Deshumanizar la migración

Escucha aquí el artículo de Carme Colomina

FRONTERAS. El Reino Unido ha acelerado la deportación de demandantes de asilo. A partir del 1 de enero, el Brexit será una realidad a todos los efectos y el gobierno británico se quedará sin el recurso del retorno inmediato al continente. La maquinaria de las expulsiones se ha activado saltándose garantías, derechos y evidencias. Según algunas organizaciones no gubernamentales, el ejecutivo de Boris Johnson no ha respetado ni la orden judicial que obliga a estudiar todos los casos de víctimas de tortura y de tráfico de personas. El diario The Guardian publica que para esta semana ya habría planeados dos vuelos a Alemania y uno a Francia, con posibles escalas en Austria, Polonia, España y Lituania. Las políticas de gestión de cifras se imponen desde el desprecio a la vida y las experiencias traumáticas de muchos de estos migrantes o solicitantes de asilo, algunos de los cuales explican cómo en el largo recorrido desde el Sudán o Siria hasta el Reino Unido han sufrido abusos, explotación, los han vendido como mercancía al servicio de bandas de traficantes y arrastran las heridas físicas y mentales de un largo viaje que todavía no se ha acabado.

Mientras el futuro de la relación entre el Reino Unido y la Unión Europea todavía está encallado en la negociación, Londres y París ya han firmado un acuerdo para endurecer todavía más el paso de los migrantes por el canal de la Mancha. De las 35.566 personas que el año pasado pidieron asilo al Reino Unido, solo unas 1.890 habían llegado en pequeñas barcas a través del canal. El aeropuerto de Heathrow -como el de Barajas en el estado español-es la gran puerta de entrada de la migración, pero el peso simbólico de la represión de la travesía de los más vulnerables se ha convertido en el estándar de unas políticas migratorias queridamente incapaces de ofrecer alternativas.

VULNERABILIDADES. Millones de personas viven en tránsito, en viajes y desplazamientos forzados. La guerra en Etiopía ha provocado una nueva salida de refugiados. Decenas de miles de personas han llegado al Sudán los últimos días. Huyen de la ofensiva militar ordenada por el gobierno de Abiy Ahmed sobre la provincia de Tigre y de las masacres perpetradas por milicias que le son leales.
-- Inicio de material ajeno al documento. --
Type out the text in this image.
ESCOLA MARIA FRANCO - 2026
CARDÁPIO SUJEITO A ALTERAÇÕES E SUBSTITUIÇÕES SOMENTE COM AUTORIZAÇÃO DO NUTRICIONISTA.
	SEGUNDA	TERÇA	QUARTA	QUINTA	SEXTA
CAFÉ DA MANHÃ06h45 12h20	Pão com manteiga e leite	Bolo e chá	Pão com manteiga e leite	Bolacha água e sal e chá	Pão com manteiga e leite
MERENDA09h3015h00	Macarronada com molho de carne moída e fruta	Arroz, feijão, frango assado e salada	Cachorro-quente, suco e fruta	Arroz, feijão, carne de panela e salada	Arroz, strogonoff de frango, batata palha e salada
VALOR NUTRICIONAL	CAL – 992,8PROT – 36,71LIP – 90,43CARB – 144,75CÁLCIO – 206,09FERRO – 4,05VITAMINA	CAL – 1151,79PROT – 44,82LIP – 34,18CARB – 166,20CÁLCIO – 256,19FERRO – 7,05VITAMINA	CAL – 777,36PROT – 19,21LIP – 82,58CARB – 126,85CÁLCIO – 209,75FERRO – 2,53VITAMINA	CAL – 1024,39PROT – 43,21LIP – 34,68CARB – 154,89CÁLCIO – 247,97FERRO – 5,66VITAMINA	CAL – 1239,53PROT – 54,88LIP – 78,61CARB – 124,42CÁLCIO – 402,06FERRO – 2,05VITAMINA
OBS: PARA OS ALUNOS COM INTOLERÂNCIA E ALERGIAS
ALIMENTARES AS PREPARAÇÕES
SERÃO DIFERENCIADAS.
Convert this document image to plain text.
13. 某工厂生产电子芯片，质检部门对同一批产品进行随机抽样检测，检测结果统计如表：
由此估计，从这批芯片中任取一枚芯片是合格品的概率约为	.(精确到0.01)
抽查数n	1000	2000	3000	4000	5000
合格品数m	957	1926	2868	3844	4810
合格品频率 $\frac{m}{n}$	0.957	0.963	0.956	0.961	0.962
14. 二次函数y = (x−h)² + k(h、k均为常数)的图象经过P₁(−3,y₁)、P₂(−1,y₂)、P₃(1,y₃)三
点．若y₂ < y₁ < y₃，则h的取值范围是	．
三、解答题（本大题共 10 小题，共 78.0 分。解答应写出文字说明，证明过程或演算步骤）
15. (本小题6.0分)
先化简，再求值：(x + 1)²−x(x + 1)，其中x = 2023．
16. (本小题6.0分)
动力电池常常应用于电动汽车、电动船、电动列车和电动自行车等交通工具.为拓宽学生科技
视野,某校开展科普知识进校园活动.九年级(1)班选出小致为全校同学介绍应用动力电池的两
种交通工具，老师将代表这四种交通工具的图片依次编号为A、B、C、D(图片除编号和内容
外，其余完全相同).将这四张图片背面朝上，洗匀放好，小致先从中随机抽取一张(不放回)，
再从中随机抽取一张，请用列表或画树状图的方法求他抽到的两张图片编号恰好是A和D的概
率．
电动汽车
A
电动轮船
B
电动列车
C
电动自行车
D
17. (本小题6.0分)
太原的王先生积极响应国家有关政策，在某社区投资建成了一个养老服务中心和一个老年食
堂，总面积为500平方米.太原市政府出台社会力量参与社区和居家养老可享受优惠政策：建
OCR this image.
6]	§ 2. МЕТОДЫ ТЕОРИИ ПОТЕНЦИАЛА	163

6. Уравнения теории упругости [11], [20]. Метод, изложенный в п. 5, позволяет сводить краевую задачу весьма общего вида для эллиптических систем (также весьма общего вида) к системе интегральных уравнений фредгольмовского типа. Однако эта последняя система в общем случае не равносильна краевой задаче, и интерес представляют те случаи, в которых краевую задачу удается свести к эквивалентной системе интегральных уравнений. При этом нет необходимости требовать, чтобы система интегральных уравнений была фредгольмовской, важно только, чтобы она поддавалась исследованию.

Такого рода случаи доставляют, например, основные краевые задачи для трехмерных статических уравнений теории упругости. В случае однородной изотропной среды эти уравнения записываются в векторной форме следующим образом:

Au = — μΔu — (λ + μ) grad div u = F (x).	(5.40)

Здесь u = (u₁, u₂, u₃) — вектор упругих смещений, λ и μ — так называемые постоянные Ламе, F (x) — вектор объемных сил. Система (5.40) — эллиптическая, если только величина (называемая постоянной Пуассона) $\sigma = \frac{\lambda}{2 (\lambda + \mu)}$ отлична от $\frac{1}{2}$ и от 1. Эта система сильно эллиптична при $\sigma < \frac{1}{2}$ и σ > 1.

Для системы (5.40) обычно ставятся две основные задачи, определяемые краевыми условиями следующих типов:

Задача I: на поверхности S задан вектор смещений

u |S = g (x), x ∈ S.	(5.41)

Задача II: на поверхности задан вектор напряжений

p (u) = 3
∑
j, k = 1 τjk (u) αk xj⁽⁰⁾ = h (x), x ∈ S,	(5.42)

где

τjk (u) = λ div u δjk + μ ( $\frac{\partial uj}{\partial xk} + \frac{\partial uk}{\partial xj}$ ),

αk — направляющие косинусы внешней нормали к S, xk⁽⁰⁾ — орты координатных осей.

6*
Los campos que en la década de los 80 acogieron a los refugiados del hambre en Etiopía, que llegó a causar un millón de muertos, han vuelto a abrir.

Human Rights Watch ha denunciado torturas y desapariciones entre los refugiados y demandantes de asilo burundeses en Tanzania.

Bangladesh ha empezado el traslado forzado de refugiados rohingyas hacia la isla remota de Bhasan Char, un espacio de tierra que salió a la superficie en plena bahía de Bengala hace solo dos décadas y que queda completamente anegado cuando llegan las lluvias monzónicas. Listas arbitrarias anuncian los nombres de los obligados a trasladarse hacia un destino todavía más incierto.

REPRESIÓN. El proceso de deshumanización de las migraciones y el secuestro del sufrimiento de estas personas para convertirlo en material político y politizado se replica una y otra vez. En las islas de Manus o de Nauru, en las Canarias o en Lesbos. Se cierran personas y esperanzas en campos que son prisiones. Prisiones diseñadas “para generar hostilidad y animadversión”, como escribió Behrouz Boochani durante su cierre forzado en la isla de Manus.

La ONU dice que el año que viene se llegará a un nuevo récord de 235 millones de personas que necesitarán asistencia humanitaria, muy por encima de los 168 millones de este año. Un incremento provocado casi por completo por los efectos de la pandemia del covid-19. Pero se sigue reprimiendo el viaje con más contundencia que la violencia, la pobreza y la vulnerabilidad que lo generan.